NASA said today that one of the Webb Space Telescope’s primary mirror segments was hit by a micrometeoroid, a small asteroid fragment, between May 23 and May 25. Initial assessments of the telescope found that the spacecraft was still performing exceptionally well, though the effects of the impact were noticeable in recent data readouts.
Micrometeoroids are extremely small (dust-sized), fast-moving space debris. They’re a regular part of a hostile space environment that will bombard the Webb telescope throughout its years in operation.
“With Webb’s mirrors exposed to space, we expected that occasional micrometeoroid impacts would gracefully degrade telescope performance over time,” said Lee Feinberg, Webb optical telescope element manager at NASA, in an agency release. “Since launch, we have had four smaller measurable micrometeoroid strikes that were consistent with expectations and this one more recently that is larger than our degradation predictions assumed.”
Webb arrived at L2, its observation point in space, in late January. L2 is a million miles from Earth, but that doesn’t mean the telescope is just floating in empty space. On the contrary, the telescope sits in a dynamic part of the solar system that comes with a bounty of hostile space weather phenomena. Besides micrometeoroids, there are cosmic rays, charged solar winds, and ultraviolet radiation, all of which can damage spacecraft.
Thankfully, Paul Geithner, a technical deputy project manager at NASA, said in the release that “We designed and built Webb with performance margin – optical, thermal, electrical, mechanical – to ensure it can perform its ambitious science mission even after many years in space.”
Webb’s mirrors are perhaps the most essential component of the $10 billion spacecraft. The mirrors are what focus the light from the cosmos, allowing Webb to image everything from nearby exoplanets to the oldest sources of light in the universe. After the telescope arrived at L2, the mirror went through a lengthy alignment period; in early May, Webb scientists said that the mirrors’ alignment was perfect.
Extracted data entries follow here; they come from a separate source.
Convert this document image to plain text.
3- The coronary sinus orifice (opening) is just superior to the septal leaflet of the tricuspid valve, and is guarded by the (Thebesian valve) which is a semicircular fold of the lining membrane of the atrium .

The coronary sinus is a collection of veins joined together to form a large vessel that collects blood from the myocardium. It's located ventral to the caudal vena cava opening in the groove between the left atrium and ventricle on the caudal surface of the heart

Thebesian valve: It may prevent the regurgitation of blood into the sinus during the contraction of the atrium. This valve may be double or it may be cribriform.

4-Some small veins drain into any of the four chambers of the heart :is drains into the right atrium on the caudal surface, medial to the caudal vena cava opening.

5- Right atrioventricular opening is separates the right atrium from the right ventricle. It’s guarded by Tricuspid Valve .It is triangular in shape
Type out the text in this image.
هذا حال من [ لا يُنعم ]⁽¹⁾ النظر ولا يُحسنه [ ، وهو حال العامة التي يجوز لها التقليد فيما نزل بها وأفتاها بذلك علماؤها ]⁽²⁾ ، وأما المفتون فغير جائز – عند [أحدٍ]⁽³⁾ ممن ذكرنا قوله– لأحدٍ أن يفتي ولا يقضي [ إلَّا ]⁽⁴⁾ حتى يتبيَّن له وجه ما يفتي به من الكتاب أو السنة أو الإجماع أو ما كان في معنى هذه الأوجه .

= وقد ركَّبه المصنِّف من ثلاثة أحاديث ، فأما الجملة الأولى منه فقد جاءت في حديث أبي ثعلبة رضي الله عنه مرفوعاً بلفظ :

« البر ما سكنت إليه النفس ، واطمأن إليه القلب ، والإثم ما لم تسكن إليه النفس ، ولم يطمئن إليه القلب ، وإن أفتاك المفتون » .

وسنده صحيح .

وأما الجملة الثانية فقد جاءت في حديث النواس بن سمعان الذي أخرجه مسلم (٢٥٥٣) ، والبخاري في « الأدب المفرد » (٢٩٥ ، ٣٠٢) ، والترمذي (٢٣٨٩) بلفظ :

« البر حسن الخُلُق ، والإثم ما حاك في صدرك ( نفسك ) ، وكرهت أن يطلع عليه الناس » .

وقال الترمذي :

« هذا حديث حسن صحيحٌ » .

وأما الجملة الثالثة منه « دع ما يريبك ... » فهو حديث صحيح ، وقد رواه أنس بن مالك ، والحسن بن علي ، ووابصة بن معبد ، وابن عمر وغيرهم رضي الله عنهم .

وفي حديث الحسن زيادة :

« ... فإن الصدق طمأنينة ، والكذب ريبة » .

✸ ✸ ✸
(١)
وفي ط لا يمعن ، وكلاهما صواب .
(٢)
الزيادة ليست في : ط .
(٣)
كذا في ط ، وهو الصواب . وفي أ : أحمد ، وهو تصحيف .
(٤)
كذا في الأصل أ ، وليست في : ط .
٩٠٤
When Webb was being built, its engineers designed the mirrors to handle micrometeoroids like the one that recently impacted one of the segments. The telescope can adjust its mirror positions to correct for impacts from micrometeoroids, minimizing the effects such collisions can have on the telescope’s imaging.
Larger events like meteor showers are a bigger bother, but the telescope can be oriented away from such events to protect its optical equipment, the NASA release stated. The team—and therefore, Webb—appears to be well prepared for the conditions of space at L2.
The telescope’s first full-color images are expected on July 12; though NASA has not announced what Webb will be imaging, we know that the images will capture one of the telescope’s primary science targets. A couple pings off the ol’ mirrors by some dusty micrometeoroids won’t stop the landmark telescope from beginning its scientific operations this summer.